É fácil olhar para a cara de Mary e achar que tudo é muito básico e sem graça. Nem mesmo seus óculos ficam retos na cara dela, metade é torta para baixo como se alguém tivesse amassado sem querer o modelo de massinha. No entanto, essa impressão logo passa quando se percebe o valor de todo o resto que “Mary and Max” tem para oferecer, especialmente porque esse resto justifica, explica e embasa essa identidade visual pouco elegante. Imperfeição. É comum ver em Hollywood tudo perfeito e com um visual limpo, sem uma vírgula fora do lugar, efeitos especiais dando conta de quaisquer falhas e criando até mesmo o que seria impossível ou muito difícil usando ferramentas concretas. Por que então, elas estão presentes aqui? Basta uma olhada na vida de ambos os personagens principais para ver que suas gramas não são verdes e a do vizinho ainda menos, tudo tem a mesma tonalidade cinza e morta de uma vida anedônica e sem brilho.

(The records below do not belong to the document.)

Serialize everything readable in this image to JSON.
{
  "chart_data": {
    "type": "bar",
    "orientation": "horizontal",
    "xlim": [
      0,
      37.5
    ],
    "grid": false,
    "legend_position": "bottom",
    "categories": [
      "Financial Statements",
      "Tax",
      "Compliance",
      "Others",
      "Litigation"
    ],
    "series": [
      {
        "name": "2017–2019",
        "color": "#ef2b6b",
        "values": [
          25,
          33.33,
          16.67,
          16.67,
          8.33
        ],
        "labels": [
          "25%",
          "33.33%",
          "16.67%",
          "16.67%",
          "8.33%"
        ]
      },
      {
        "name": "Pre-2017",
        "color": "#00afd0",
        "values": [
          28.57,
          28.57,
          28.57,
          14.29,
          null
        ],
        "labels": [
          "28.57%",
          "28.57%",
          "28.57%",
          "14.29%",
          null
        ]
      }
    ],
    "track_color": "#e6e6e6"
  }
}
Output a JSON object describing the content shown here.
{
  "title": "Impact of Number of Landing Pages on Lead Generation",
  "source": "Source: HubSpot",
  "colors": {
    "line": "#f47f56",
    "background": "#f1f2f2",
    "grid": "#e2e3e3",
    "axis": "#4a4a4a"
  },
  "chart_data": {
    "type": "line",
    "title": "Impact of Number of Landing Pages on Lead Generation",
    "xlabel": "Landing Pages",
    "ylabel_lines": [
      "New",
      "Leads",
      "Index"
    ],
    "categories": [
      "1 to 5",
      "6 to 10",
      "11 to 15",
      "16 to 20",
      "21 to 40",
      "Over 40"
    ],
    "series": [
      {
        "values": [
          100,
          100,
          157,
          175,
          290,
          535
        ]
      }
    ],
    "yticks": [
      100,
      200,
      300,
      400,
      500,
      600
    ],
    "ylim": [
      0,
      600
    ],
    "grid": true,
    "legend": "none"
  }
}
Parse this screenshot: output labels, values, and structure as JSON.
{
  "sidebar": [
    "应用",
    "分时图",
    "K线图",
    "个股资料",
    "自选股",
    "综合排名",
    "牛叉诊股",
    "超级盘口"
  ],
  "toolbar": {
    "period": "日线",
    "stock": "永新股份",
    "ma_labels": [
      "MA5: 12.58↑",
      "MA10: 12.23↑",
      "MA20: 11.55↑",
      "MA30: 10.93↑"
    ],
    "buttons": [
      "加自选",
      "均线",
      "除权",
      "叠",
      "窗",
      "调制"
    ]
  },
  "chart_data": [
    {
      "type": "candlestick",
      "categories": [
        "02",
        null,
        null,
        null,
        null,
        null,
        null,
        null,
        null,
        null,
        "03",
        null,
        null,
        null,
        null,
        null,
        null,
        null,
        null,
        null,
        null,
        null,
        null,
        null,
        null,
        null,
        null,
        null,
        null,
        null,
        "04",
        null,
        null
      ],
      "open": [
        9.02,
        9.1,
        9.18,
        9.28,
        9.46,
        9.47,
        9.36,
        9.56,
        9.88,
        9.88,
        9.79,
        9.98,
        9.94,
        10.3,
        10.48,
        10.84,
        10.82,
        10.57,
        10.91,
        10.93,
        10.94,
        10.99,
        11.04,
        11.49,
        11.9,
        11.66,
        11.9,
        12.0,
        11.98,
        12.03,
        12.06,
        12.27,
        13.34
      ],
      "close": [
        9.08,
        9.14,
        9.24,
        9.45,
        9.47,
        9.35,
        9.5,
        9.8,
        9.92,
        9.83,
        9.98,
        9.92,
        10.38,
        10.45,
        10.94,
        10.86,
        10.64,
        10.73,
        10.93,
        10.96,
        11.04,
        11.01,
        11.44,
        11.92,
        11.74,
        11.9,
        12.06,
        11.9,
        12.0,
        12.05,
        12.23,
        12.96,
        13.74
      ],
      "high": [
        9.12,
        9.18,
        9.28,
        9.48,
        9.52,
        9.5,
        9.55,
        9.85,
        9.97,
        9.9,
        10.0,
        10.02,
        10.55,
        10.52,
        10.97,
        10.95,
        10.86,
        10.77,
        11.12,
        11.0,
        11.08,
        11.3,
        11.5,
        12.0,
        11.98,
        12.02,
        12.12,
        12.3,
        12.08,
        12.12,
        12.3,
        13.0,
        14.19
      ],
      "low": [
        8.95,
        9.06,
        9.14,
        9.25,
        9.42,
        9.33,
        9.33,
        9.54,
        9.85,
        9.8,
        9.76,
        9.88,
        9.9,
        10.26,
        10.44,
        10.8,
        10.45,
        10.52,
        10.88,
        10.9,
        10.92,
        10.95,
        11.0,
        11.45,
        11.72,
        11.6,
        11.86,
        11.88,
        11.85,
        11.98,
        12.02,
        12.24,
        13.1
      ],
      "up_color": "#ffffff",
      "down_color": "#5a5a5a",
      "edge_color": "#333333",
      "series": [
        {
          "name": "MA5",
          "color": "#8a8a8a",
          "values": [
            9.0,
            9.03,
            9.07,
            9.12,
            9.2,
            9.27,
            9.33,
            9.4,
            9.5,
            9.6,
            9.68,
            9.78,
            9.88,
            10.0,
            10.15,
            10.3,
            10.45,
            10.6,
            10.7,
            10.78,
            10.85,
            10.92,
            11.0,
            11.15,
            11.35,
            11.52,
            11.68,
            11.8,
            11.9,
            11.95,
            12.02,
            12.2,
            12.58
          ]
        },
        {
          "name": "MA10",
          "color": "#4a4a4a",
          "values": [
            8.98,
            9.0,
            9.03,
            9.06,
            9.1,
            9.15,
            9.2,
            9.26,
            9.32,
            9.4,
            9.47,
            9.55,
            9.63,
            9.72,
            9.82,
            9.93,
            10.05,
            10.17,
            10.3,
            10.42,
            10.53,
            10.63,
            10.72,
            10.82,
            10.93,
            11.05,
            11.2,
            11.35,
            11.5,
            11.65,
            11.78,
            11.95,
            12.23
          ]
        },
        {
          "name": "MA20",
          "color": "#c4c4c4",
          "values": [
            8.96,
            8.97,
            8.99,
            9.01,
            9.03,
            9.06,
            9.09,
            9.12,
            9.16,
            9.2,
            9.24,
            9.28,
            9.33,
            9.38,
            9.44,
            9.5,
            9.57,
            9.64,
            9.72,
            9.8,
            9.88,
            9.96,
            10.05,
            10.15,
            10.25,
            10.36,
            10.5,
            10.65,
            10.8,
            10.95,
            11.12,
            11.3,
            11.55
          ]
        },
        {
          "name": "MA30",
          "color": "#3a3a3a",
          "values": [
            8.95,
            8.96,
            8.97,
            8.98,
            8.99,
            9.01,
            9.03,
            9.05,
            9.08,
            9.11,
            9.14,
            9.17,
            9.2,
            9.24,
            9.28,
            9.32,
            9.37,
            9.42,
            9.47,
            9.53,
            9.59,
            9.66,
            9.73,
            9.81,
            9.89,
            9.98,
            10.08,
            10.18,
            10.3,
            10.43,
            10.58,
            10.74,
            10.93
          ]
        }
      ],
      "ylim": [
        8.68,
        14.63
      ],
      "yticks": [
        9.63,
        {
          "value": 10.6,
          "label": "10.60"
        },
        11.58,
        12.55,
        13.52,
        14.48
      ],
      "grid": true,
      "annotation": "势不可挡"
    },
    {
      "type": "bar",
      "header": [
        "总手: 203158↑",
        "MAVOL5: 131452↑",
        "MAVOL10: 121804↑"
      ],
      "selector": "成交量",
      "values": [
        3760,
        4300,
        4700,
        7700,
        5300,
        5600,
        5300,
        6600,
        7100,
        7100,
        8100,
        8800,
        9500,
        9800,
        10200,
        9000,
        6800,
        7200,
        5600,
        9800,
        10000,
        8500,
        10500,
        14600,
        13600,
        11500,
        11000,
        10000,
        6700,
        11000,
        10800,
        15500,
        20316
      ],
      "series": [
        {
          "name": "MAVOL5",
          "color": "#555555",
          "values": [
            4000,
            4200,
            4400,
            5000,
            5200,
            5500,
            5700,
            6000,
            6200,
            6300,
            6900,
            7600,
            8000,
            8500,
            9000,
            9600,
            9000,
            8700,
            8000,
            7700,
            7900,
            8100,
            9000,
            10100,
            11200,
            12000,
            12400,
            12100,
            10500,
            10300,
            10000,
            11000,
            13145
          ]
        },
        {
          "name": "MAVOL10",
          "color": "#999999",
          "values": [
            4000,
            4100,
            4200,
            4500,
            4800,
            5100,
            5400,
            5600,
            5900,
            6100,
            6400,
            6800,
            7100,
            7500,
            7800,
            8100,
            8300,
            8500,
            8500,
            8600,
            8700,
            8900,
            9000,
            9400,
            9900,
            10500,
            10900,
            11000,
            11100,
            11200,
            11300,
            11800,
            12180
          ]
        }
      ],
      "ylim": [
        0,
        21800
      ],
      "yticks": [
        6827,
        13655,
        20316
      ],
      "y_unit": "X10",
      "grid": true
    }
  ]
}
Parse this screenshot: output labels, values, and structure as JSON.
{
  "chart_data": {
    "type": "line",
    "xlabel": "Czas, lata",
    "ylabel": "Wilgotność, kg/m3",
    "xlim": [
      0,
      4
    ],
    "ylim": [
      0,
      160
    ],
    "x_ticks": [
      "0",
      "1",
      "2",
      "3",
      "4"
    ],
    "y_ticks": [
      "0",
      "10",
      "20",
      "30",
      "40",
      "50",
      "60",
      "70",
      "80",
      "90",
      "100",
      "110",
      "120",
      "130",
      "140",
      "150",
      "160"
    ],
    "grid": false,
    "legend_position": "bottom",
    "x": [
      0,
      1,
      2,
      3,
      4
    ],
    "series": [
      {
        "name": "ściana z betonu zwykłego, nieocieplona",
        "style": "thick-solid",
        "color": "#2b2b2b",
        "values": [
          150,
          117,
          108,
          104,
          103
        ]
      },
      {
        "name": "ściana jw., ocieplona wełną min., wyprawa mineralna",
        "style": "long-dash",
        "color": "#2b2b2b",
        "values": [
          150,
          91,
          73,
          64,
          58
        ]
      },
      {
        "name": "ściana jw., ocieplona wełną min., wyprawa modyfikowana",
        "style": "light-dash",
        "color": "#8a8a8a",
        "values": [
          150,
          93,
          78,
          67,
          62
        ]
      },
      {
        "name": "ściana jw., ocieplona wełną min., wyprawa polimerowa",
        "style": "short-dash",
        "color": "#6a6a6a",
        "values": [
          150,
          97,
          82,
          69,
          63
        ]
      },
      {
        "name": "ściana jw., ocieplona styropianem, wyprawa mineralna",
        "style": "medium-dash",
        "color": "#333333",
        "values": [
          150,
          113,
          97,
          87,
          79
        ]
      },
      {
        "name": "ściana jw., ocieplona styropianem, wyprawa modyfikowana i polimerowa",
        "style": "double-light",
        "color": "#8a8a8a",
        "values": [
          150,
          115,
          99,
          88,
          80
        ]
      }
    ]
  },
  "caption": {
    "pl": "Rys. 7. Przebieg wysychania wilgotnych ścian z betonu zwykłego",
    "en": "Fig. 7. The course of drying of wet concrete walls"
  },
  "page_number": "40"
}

“Mary and Max” gira em torno da representação da disfuncionalidade, a forma errática como as coisas funcionam e por vezes sequer funcionam. A vida de Mary é um retrato vivo e poderoso de como a vida pode ser ingrata para algumas pessoas, viver numa casa mal cuidada com uma mãe claramente despreocupada com o bem estar da filha, que passa os dias largada às moscas sem ter muito o que fazer. Talvez possa se dizer que a mãe não é lá muito bem desenvolvida, embora nesse caso a caricatura seja ideal para mostrar que realmente há pouco interesse pela vida da parte dela; alguém que nem se dá o trabalho de parecer apresentável e fede a cigarro, bebida e higiene através da tela. Não é surpresa ela eventualmente buscar uma forma relativamente incomum e do nada de tentar sair de sua situação e encontrar algo novo e possivelmente agradável por menor que seja.
Quando sua interação com o rapaz do outro lado do mundo começa, uma corrente de sentimentos vem à tona naturalmente e sem pretensão alguma. A simplicidade se torna representante da honestidade da história para com seu conteúdo, sem querer transmitir nada mais do que a realidade de duas pessoas tão diferentes quanto semelhantes; Estados Unidos e Austrália, homem de 44 anos e garota de 8 anos, cotidianos diferentes, porém ambas as pessoas sob a constância da solidão. Dedicando-se a mostrar como visões de mundo distintas, uma em formação e outra infectada pelos males da vida adulta, “Mary and Max” tem sucesso onde tantas outras obras falham. Não há lições a serem dadas, mas aprendizados representados em sua forma mais ingênua e pura. Ao falar com uma criança e depois mostrá-la ao longo do tempo, muito do que se perde no caminho volta, nem que por um instante, ao alcance do espectador. Soar sincero é o que se conquista aqui e mais que o bastante para criar uma experiência satisfatória e revigorante.
Chega a ser um pouco previsível o fato de “Mary and Max” ter tido tão pouca atenção do circuito comercial de cinemas em seu ano de lançamento. A falta de um lançamento amplo pode, inclusive, ter sido responsável pela ausência do longa tanto no Oscar como no Globo de Ouro. Talvez a vitória ainda assim não acontecesse porque a competição do ano incluía “Up”, “Coraline”, “Fantastic Mr. Fox” e outros, porém ao menos a disputa seria um pouco mais acirrada e emocionante. De todas as coisas que esta animação merecia, ser ignorada de forma alguma chega perto de ser considerada. O simples feito de representar emoções humanas sinceras mostra como o sucesso às vezes vem dos lugares e jeitos mais básicos.